8. Jan. 2026
NATURBEOBACHTER AUS DER REGION
Winterschlaf im Garten?
Karl Josef Strank
Der Winter gilt vermeintlich als die ruhige Zeit im Garten. Die Blätter sind von den Bäumen gefallen und der Rasen wächst auch nicht mehr. Das Wasser ist abgestellt und die Leitungen sind leergelaufen, damit der Frost ihnen nicht schaden kann. Die Beete sind abgeerntet und der Gärtner kann die Hände in den Schoß legen. Ein schöner Gedanke, aber dem ist nicht so.

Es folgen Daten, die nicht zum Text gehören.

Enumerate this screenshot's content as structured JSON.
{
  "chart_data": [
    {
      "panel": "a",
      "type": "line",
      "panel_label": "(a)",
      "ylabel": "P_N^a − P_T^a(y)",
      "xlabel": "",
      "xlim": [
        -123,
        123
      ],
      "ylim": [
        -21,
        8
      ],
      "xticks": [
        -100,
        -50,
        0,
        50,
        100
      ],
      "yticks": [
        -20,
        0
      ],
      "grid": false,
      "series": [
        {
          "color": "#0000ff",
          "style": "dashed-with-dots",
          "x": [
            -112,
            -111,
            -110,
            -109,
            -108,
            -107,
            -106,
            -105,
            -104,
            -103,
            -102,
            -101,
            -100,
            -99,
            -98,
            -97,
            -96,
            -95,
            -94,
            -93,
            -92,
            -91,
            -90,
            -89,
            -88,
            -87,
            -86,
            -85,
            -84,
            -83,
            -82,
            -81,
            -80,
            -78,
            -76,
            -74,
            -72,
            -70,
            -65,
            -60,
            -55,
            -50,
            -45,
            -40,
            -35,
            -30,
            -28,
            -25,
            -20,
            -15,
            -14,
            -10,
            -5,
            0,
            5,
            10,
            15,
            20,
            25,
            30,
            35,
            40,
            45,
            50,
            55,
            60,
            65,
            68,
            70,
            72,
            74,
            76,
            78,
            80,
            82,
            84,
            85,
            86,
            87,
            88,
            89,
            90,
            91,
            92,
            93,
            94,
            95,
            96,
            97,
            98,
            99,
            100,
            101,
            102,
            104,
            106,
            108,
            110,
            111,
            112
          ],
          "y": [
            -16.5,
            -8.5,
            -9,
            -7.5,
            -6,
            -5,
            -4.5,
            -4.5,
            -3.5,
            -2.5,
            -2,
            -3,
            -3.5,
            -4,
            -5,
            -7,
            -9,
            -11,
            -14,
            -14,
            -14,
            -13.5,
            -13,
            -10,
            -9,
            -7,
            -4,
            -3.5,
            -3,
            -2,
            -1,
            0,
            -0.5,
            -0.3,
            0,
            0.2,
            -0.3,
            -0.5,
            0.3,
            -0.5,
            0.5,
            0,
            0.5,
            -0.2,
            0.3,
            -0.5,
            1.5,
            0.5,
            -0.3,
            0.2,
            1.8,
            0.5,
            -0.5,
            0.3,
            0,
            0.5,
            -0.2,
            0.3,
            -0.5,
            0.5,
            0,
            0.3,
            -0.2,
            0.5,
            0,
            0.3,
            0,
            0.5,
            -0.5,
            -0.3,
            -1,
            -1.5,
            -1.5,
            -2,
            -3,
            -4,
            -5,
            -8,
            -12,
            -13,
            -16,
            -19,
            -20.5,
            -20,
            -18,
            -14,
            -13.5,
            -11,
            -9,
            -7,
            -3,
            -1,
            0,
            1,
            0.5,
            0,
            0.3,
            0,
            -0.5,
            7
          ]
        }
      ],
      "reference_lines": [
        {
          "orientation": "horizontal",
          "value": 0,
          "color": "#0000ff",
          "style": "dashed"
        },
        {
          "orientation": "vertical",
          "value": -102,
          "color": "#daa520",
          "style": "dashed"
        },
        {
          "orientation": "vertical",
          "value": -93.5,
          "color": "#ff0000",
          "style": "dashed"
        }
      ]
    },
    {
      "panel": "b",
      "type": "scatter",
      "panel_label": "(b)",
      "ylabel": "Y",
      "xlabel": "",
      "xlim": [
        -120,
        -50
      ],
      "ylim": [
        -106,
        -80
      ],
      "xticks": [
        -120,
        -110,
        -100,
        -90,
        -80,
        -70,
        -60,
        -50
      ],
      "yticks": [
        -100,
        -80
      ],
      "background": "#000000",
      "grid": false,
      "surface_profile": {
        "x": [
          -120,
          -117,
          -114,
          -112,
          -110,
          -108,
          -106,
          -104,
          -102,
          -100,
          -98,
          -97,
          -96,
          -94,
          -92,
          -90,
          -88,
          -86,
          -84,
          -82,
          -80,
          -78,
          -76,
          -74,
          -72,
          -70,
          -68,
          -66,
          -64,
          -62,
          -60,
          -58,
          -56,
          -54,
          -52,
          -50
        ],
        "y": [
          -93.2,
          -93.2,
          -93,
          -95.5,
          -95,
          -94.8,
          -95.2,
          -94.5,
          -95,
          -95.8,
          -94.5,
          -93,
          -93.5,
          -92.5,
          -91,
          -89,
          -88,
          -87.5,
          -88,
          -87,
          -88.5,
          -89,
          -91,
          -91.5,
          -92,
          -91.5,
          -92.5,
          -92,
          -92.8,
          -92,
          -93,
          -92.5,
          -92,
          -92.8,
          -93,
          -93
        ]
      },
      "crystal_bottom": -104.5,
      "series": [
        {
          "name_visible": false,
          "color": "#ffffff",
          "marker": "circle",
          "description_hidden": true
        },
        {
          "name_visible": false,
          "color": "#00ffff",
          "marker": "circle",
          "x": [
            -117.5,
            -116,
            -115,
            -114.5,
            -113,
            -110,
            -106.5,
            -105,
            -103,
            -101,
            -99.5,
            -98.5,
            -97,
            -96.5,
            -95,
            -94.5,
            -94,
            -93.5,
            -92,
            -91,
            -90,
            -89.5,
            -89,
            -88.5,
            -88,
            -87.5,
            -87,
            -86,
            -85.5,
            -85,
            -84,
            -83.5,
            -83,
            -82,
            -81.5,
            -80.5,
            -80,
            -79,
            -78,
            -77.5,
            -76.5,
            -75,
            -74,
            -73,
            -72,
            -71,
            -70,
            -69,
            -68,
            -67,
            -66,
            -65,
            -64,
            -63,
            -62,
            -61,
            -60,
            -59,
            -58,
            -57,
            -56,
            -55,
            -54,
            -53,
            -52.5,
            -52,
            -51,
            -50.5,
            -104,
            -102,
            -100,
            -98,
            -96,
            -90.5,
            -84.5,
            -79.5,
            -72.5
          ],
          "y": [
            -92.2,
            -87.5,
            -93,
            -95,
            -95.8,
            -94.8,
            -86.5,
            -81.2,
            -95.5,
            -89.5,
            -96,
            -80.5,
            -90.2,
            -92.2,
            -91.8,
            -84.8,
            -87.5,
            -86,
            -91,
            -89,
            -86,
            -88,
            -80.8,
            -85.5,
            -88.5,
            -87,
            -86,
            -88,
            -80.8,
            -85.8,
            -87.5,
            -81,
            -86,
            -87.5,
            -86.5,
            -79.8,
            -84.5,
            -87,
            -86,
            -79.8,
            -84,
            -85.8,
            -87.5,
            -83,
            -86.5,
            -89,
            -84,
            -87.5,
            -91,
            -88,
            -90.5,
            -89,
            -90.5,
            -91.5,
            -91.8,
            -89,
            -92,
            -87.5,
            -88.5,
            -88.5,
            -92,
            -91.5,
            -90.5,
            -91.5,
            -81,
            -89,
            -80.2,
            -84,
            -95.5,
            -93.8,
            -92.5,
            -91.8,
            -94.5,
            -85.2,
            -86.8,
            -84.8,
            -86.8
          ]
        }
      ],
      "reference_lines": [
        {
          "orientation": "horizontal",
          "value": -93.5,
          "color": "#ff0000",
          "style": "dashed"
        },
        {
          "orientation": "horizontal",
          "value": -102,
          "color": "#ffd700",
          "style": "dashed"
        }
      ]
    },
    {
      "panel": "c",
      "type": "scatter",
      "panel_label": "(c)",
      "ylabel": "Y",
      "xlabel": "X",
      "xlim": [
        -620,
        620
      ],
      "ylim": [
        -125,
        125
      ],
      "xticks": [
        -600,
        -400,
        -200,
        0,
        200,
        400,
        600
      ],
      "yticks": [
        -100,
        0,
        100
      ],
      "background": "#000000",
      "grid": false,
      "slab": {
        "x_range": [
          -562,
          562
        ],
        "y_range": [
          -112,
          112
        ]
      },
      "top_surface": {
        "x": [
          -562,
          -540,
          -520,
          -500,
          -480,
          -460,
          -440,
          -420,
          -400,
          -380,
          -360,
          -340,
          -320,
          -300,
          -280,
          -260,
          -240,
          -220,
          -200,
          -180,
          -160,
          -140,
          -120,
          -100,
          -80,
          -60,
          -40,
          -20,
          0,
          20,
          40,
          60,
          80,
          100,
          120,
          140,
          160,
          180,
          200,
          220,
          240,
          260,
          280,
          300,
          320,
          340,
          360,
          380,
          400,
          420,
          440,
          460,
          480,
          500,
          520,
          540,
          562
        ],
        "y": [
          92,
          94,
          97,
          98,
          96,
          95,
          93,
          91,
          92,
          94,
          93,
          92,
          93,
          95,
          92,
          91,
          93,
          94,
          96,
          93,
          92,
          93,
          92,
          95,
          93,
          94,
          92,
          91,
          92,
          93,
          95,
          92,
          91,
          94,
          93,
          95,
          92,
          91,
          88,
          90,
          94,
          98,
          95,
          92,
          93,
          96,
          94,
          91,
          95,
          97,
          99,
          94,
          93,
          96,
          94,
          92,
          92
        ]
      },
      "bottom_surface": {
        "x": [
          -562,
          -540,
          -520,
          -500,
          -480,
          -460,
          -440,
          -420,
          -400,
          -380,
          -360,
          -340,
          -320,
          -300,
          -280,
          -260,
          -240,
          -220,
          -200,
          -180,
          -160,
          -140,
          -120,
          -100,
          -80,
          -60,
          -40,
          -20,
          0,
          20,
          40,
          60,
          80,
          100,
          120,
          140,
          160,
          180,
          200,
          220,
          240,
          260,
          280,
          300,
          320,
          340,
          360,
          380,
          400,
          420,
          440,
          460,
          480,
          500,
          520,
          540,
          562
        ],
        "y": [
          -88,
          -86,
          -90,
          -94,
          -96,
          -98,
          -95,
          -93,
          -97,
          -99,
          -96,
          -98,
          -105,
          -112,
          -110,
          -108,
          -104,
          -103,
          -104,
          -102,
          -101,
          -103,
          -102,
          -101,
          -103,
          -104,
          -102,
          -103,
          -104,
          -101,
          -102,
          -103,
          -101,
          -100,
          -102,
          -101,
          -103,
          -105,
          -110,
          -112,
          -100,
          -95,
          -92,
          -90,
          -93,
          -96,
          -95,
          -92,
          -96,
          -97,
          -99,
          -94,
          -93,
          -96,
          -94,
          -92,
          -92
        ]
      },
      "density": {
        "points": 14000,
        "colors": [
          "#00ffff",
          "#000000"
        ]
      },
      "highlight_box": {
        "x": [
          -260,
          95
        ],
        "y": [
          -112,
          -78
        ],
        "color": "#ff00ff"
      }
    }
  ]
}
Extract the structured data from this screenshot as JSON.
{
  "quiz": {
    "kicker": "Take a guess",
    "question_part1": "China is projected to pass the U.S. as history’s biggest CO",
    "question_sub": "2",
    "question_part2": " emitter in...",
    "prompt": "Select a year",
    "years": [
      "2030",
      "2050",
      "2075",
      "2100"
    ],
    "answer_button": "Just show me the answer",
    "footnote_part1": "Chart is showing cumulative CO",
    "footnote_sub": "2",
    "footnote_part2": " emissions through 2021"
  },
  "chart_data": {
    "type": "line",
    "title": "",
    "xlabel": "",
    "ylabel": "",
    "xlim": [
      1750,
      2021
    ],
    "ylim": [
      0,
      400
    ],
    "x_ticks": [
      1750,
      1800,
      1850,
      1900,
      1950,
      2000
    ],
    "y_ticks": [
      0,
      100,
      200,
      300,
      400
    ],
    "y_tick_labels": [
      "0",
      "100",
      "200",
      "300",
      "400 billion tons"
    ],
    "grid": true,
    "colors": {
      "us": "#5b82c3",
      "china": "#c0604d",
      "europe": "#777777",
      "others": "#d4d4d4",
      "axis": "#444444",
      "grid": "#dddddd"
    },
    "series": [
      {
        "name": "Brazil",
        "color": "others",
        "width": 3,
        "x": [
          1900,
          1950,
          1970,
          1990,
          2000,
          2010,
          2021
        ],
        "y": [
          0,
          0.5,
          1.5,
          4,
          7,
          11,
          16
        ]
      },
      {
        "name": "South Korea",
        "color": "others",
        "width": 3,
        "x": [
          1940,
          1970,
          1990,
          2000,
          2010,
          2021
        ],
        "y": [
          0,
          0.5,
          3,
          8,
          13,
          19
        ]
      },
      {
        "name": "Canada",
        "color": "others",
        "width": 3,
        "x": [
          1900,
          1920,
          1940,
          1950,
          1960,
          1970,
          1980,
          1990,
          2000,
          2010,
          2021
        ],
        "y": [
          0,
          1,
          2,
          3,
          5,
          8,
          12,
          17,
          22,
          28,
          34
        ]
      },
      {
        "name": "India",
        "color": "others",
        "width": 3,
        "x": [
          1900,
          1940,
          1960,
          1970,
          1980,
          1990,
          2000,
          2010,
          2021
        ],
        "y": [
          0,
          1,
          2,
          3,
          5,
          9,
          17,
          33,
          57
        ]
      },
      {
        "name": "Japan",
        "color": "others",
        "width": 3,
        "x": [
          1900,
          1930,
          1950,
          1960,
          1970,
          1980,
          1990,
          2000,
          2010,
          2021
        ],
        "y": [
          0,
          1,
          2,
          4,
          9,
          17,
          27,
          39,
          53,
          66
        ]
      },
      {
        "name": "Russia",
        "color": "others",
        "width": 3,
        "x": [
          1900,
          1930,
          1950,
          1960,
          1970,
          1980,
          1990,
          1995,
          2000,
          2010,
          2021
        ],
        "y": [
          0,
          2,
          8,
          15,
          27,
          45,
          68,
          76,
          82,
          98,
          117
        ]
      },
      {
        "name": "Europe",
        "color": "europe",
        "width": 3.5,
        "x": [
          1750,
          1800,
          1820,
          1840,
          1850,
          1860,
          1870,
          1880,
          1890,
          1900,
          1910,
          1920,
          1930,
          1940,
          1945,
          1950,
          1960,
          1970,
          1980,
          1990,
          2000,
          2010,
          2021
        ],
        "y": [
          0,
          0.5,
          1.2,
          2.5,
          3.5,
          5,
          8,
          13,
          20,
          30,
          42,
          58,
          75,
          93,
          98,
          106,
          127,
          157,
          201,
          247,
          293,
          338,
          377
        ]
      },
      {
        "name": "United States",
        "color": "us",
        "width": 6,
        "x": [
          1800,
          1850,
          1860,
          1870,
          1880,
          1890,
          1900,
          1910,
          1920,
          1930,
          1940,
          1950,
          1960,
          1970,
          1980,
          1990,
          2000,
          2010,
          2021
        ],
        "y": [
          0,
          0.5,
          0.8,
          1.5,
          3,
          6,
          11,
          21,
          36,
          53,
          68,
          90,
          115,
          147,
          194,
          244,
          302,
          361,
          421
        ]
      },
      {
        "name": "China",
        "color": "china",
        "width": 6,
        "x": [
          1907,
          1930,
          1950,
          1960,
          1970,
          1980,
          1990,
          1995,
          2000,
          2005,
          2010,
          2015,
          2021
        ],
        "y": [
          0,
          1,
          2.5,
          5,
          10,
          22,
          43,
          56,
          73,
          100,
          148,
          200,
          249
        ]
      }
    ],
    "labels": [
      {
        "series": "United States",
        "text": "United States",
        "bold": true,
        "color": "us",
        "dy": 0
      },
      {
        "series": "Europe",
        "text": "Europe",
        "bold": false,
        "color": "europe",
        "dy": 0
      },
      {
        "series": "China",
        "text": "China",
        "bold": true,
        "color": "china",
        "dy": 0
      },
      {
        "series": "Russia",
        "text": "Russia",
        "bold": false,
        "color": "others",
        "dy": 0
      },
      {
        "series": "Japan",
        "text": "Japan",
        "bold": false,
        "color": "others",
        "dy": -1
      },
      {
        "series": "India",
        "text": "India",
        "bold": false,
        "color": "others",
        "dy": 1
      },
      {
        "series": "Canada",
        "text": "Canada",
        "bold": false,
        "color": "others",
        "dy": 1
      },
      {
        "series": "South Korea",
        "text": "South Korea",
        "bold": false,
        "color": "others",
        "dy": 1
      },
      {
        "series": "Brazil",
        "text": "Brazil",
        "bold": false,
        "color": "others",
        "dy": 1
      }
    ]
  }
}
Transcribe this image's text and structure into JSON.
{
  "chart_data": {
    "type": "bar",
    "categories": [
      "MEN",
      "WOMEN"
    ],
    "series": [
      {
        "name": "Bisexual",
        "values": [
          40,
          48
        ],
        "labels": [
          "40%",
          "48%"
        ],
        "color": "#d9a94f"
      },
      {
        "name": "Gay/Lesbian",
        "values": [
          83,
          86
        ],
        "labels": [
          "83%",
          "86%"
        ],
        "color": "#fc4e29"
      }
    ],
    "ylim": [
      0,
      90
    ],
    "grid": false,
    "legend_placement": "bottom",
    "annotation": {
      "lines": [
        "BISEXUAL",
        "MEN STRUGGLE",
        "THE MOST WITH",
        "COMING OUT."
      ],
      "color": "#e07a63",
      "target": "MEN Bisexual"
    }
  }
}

Es ist immer was zu tun.
Die Sträucher müssen zurückgeschnitten und altes Holz an der Basis entfernt werden. Die Obstbäume benötigen ebenso einen Schnitt. Falls nicht schon geschehen sind die Kronen innen freizuschneiden. Äste die nach innen wachsen oder aneinander reiben und durchgewachsene Wasserschosser sind zu entfernen. Ältere Bäume mit zu viel Fruchtholz können ausgedünnt werden. Für Neupflanzungen ist der Herbst und der frostfreie Winter die richtige Jahreszeit.
Ist der Garten das Jahr über gut bestellt worden, gibt es auch im Winter einiges zu ernten. Grünkohl und Rosenkohl sind jetzt fertig. Porree ebenso. Es gibt Sorten, die es auch noch länger im Winter aushalten. Endivien, Chicorée, Feldsalat, Winterpostelein und als Wurzelgemüse bereichern Schwarzwurzeln und Topinambur den Speiseplan. Wer im oder am Garten die entsprechenden Sträucher gepflanzt oder wachsen hat, kann jetzt Schlehen und Hagebutten ernten. Als Aufgesetzter spricht der Name „Schlehenfeuer“ Bände und Hagebutten sind voller Vitamin C, was unser Körper gerade in der Winterzeit benötigt.
Es ist die Zeit das eigene übers Jahr geerntete Saatgut zu reinigen und zu verpacken. Noch schöner ist es, die Samen- und Blumenkataloge, die um die Weihnachtszeit ins Haus flattern, durch zu stöbern und sich jetzt schon auszumalen, wie der Garten im nächsten Jahr aussehen könnte.
Die abgeernteten Beete sind mit einer Grünsaat einzudecken. Eine Leguminosen- Saatmischung reichert über die Wurzelknöllchen sogar den Boden mit Stickstoff an, was ihn für die Kultur starkzehrender Gemüse im Frühjahr vorbereitet. Der Boden ist im Winter auf jeden Fall bedeckt zu halten. Ernterückstände müssen nicht zwangsläufig gleich auf dem Kompost landen; sie können auch in dichter Packung auf dem Beet verbleiben. Dieser Oberflächenmulch wärmt den Boden und lässt das Leben der Klein- und Kleinsttiere nicht ganz zum Erstarren kommen. Außerdem verhindert er, dass der Regen auf den Boden platscht und die Erdkrume verschlämmt. Im Frühjahr wird der Restmulch dann auf den Komposthaufen gepackt und die humose Gartenerde ist nach einer Lockerung mit Sauzahn oder Grabegabel schnell für die neue Aussaat hergerichtet.
Jetzt ist auch Zeit die Gartengeräte zu reinigen und mit Leinöl einzureiben. Notwendige Wartungen an Geräten wie Rasenmäher, Heckenschere, Motorsäge, Freischneider etc. sind zu machen. Reparaturen, die Anlage neuer Beete, das Aufsetzen oder die Erneuerung von Hochbeeten sind Arbeiten des Winters und des zeitigen Frühjahrs. Nicht zuletzt ist rechtzeitig an die Anzucht auf der Fensterbank, in Frühbeet oder Gewächshaus zu denken.